Longfellow traveled widely, married twice (both wives dying tragically), and became professor of modern languages at Harvard, where he taught for 18 years.
He was the 19th century's most popular American poet ("I shot an arrow into the air"). His poems included "The Village Blacksmith" and "Paul Revere's Ride," as well as "Evangeline" (1847) and "The Song of Hiawatha" (1855).
William Ellery Channing reportedly said of Longfellow, a lifelong Unitarian, that "he did not belong to any one sect but rather to the community of those free minds who loved the truth."

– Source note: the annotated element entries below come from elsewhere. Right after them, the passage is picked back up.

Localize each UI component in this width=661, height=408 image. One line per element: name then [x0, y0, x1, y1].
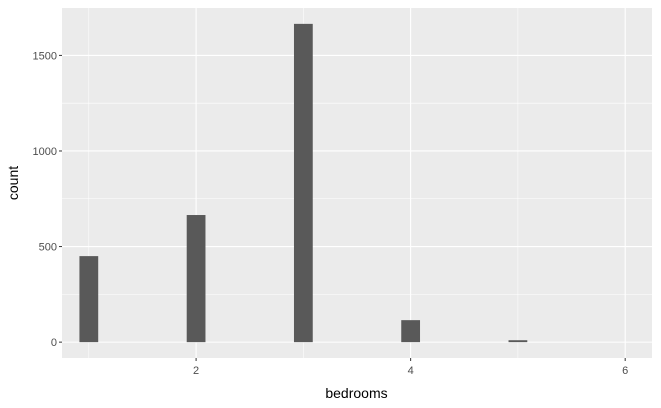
- y-tick-label: 500: [39, 242, 57, 254]
- y-axis-ticks: 0 500 1000 1500: [33, 50, 62, 349]
- major-gridlines: [62, 8, 652, 358]
- y-tick-label: 0: [51, 337, 57, 349]
- y-tick-label: 1000: [33, 146, 57, 158]
- bar-bedrooms-4: [401, 320, 421, 343]
- x-axis-ticks: 2 4 6: [193, 358, 628, 377]
- y-axis-title: count: [5, 166, 21, 200]
- bar-bedrooms-3: [293, 23, 313, 343]
- plot-panel: [62, 8, 652, 358]
- y-tick-label: 1500: [33, 50, 57, 62]
- bar-bedrooms-1: [79, 256, 99, 343]
- x-tick-label: 6: [622, 365, 628, 377]
- x-axis-title: bedrooms: [325, 385, 387, 401]
- bar-bedrooms-5: [508, 340, 528, 343]
- bar-bedrooms-2: [186, 215, 206, 343]
- bars: [79, 23, 528, 343]
- x-tick-label: 2: [193, 365, 199, 377]
- x-tick-label: 4: [408, 365, 414, 377]
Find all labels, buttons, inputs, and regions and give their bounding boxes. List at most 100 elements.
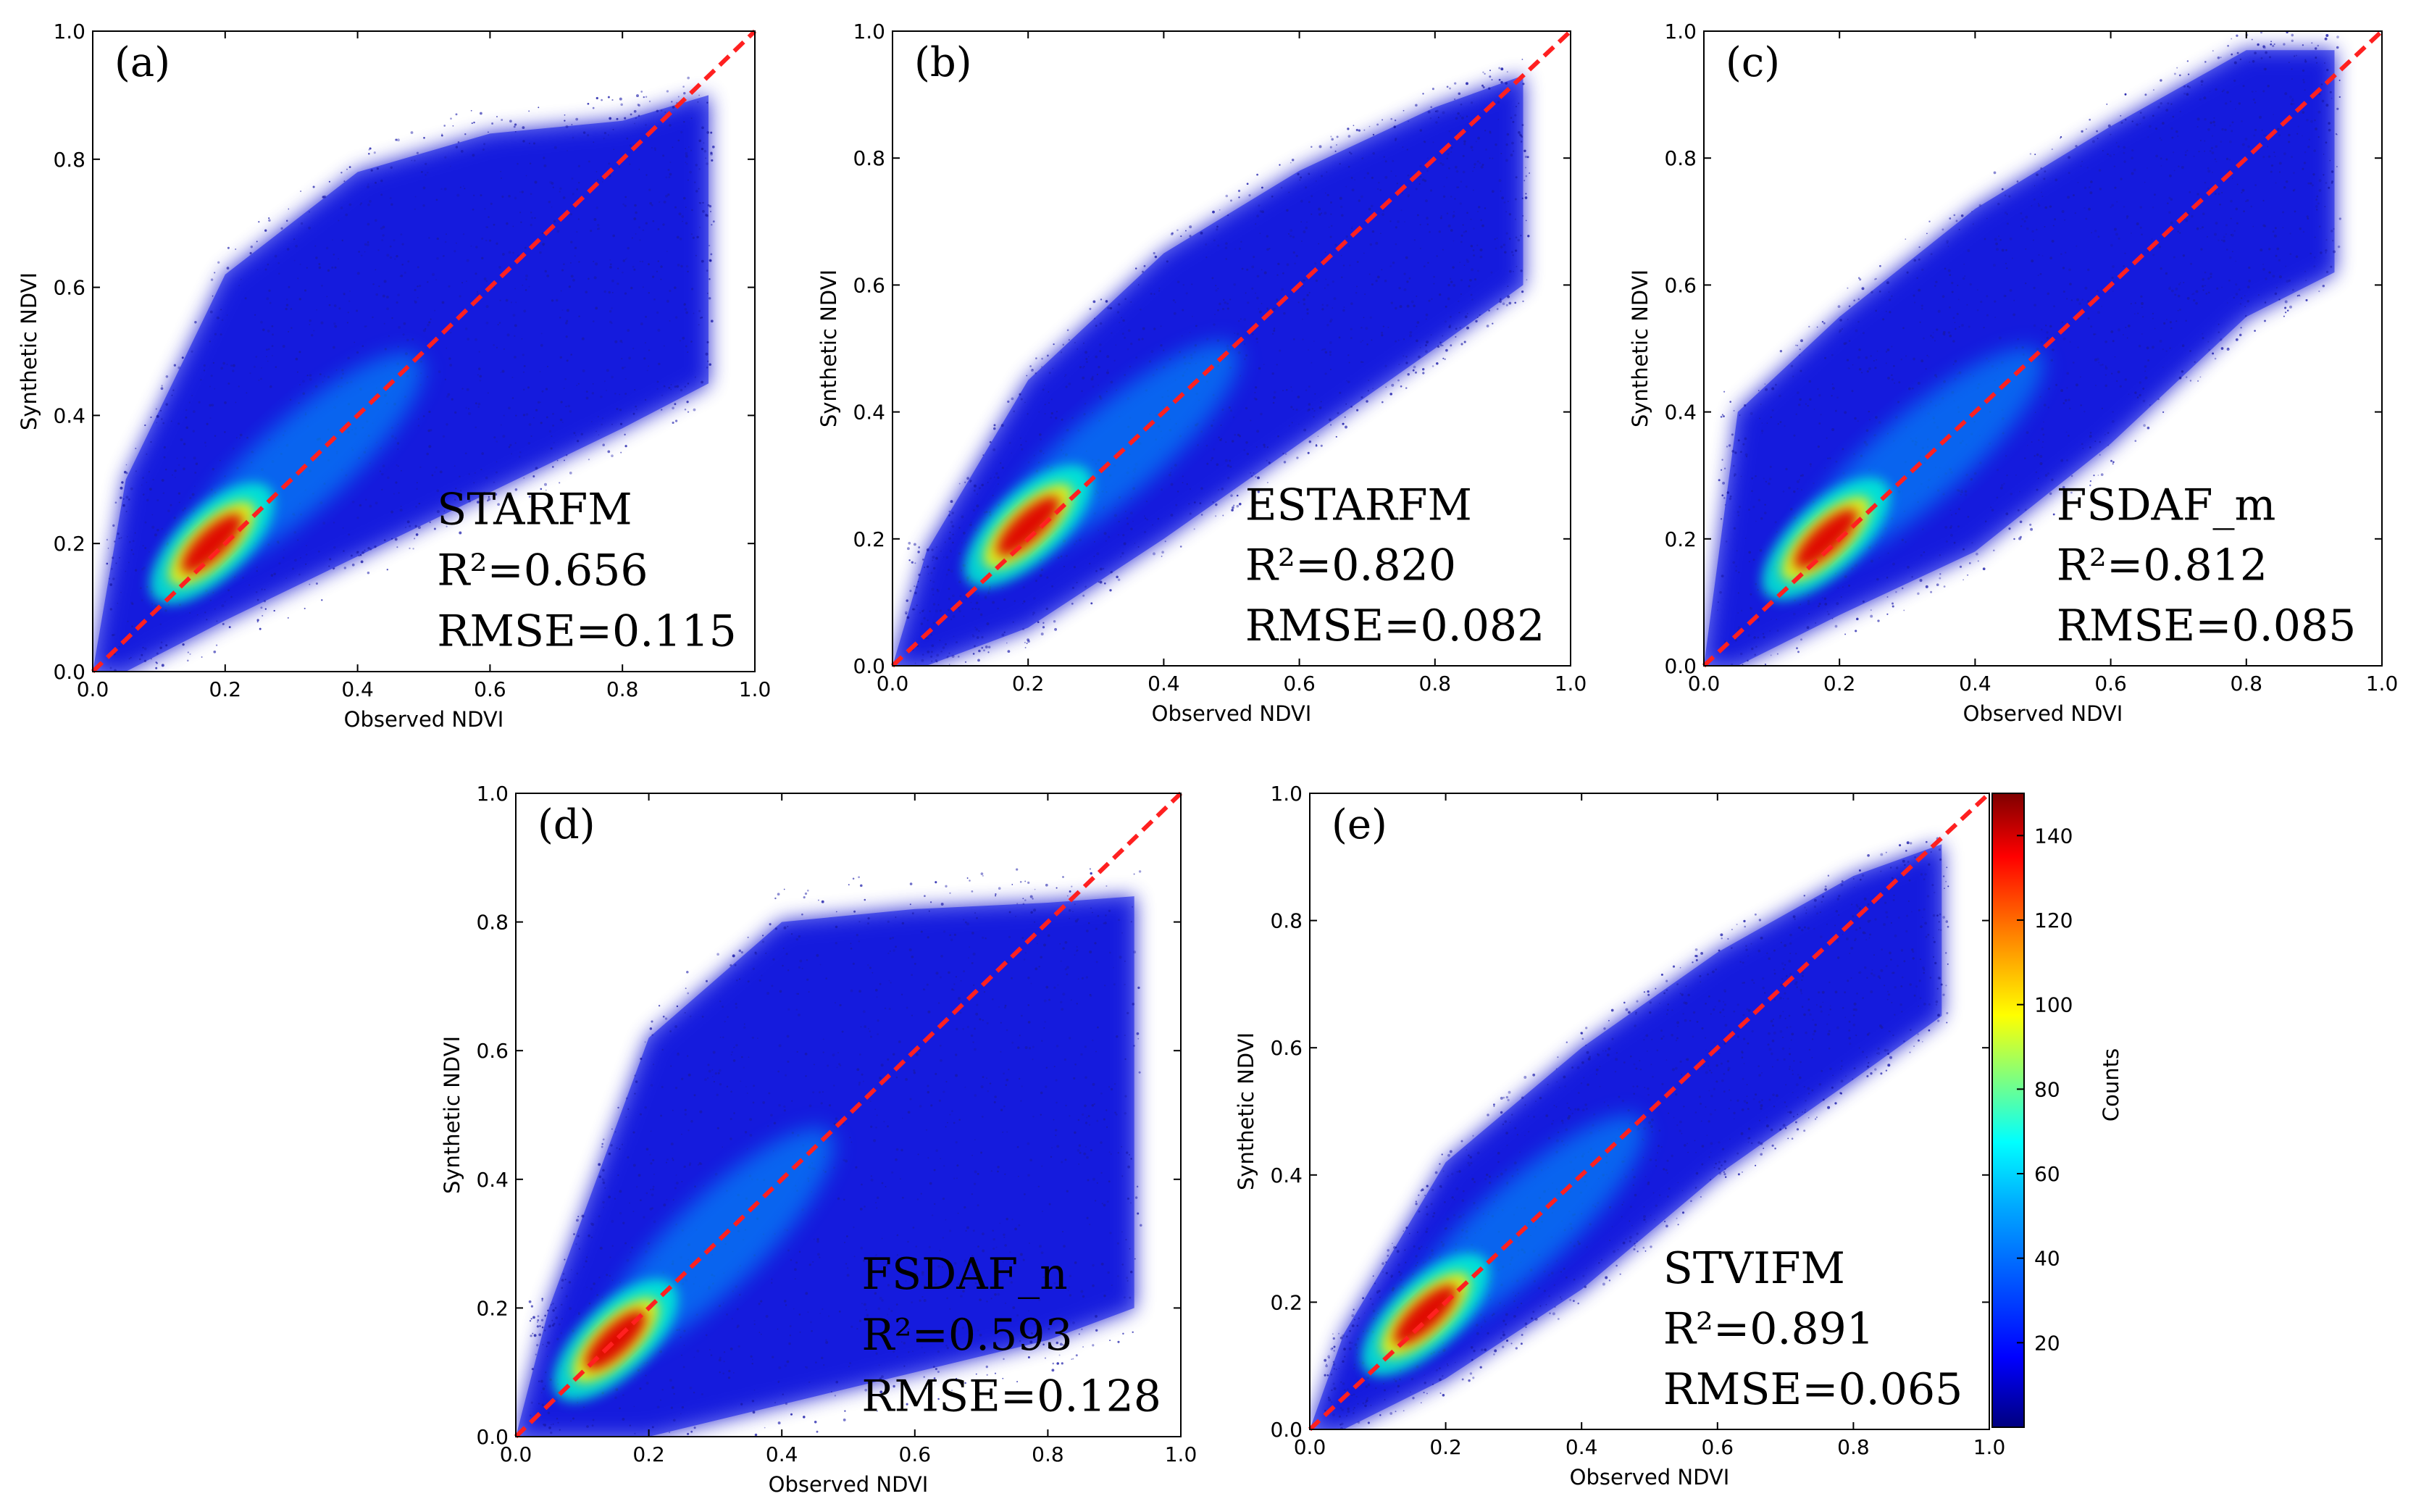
scatter-point (485, 280, 488, 283)
scatter-point (375, 501, 378, 505)
scatter-point (2181, 166, 2184, 169)
scatter-point (2091, 140, 2095, 143)
scatter-point (2257, 43, 2260, 46)
scatter-point (876, 1114, 878, 1116)
scatter-point (770, 1114, 773, 1117)
scatter-point (774, 1402, 776, 1403)
scatter-point (1742, 664, 1744, 666)
scatter-point (2009, 237, 2012, 241)
scatter-point (587, 102, 590, 105)
scatter-point (735, 1044, 738, 1047)
scatter-point (1463, 140, 1466, 143)
scatter-point (546, 1356, 548, 1358)
scatter-point (798, 966, 801, 969)
scatter-point (1356, 409, 1359, 412)
scatter-point (685, 222, 688, 225)
scatter-point (1098, 581, 1100, 583)
scatter-point (2171, 136, 2174, 139)
scatter-point (1874, 434, 1877, 437)
scatter-point (685, 148, 687, 150)
scatter-point (323, 375, 326, 377)
scatter-point (642, 286, 644, 288)
scatter-point (952, 614, 956, 618)
scatter-point (1061, 1362, 1063, 1365)
scatter-point (224, 401, 227, 404)
scatter-point (480, 194, 482, 197)
scatter-point (1843, 342, 1847, 346)
scatter-point (146, 498, 149, 502)
scatter-point (1121, 333, 1124, 335)
scatter-point (2099, 364, 2102, 367)
scatter-point (1870, 355, 1872, 357)
scatter-point (1379, 189, 1382, 191)
scatter-point (1035, 580, 1037, 582)
scatter-point (1006, 1029, 1008, 1032)
scatter-point (386, 307, 389, 311)
scatter-point (657, 228, 660, 230)
scatter-point (2165, 158, 2168, 161)
scatter-point (1769, 630, 1771, 632)
scatter-point (921, 659, 924, 662)
scatter-point (930, 655, 933, 658)
scatter-point (566, 319, 569, 322)
scatter-point (2089, 446, 2091, 448)
scatter-point (666, 251, 668, 252)
scatter-point (1431, 298, 1433, 300)
scatter-point (2299, 227, 2302, 230)
scatter-point (1085, 360, 1089, 364)
scatter-point (2123, 146, 2126, 149)
scatter-point (2070, 475, 2073, 477)
scatter-point (591, 392, 595, 395)
scatter-point (711, 145, 715, 149)
scatter-point (1861, 287, 1865, 291)
scatter-point (1259, 210, 1263, 213)
scatter-point (462, 233, 465, 235)
scatter-point (1130, 527, 1133, 530)
scatter-point (367, 546, 370, 550)
plot-area (516, 868, 1142, 1437)
scatter-point (1127, 1197, 1129, 1200)
scatter-point (580, 433, 583, 435)
scatter-point (1045, 1066, 1048, 1069)
scatter-point (1279, 349, 1282, 352)
scatter-point (1842, 586, 1844, 588)
scatter-point (959, 1011, 962, 1014)
scatter-point (342, 527, 344, 529)
scatter-point (703, 1185, 705, 1187)
scatter-point (687, 76, 690, 80)
scatter-point (971, 1154, 974, 1156)
scatter-point (1949, 217, 1952, 220)
scatter-point (1771, 409, 1774, 412)
scatter-point (1193, 501, 1196, 504)
scatter-point (893, 1053, 895, 1056)
scatter-point (2325, 252, 2327, 254)
scatter-point (1176, 280, 1180, 283)
scatter-point (525, 175, 527, 177)
scatter-point (2097, 235, 2100, 238)
scatter-point (449, 165, 451, 167)
scatter-point (2172, 115, 2175, 118)
scatter-point (2172, 151, 2175, 154)
scatter-point (568, 285, 572, 288)
scatter-point (235, 248, 237, 251)
scatter-point (369, 504, 372, 508)
scatter-point (2102, 150, 2104, 151)
scatter-point (2148, 125, 2152, 128)
scatter-point (1760, 404, 1762, 405)
scatter-point (242, 577, 244, 579)
scatter-point (2051, 239, 2055, 243)
scatter-point (2199, 98, 2202, 101)
scatter-point (2269, 271, 2272, 274)
scatter-point (2104, 367, 2108, 370)
scatter-point (2246, 199, 2249, 202)
scatter-point (1263, 364, 1265, 365)
scatter-point (1957, 298, 1960, 301)
scatter-point (1062, 947, 1065, 950)
scatter-point (1329, 318, 1333, 322)
scatter-point (1947, 269, 1951, 272)
scatter-point (467, 338, 470, 341)
scatter-point (1266, 235, 1269, 238)
scatter-point (1494, 238, 1496, 241)
scatter-point (1072, 1358, 1074, 1360)
scatter-point (2166, 319, 2168, 320)
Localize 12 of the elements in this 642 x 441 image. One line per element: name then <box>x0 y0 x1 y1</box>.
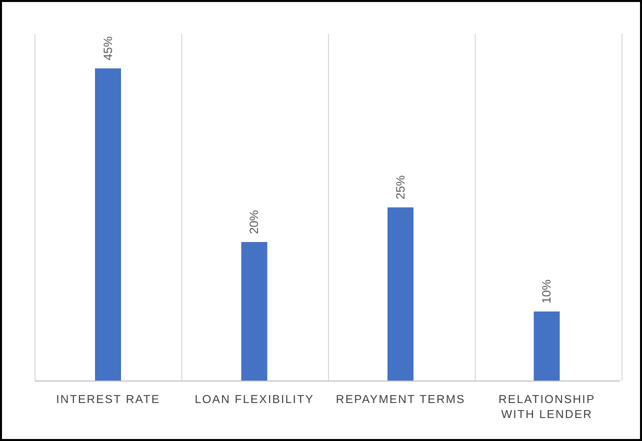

His daughter Alice is quoted as saying that her father was born a Unitarian and remained one all his life. William Dean Howells, in his Literary Friends and Acquaintances, says that at the most Longfellow was a non-Christian theist. “I think, he says, “that as he grew older his hold upon anything like a creed weakened, though he remained of the Unitarian philosophy concerning Christ.” The poet, he added, “did not latterly go to church.”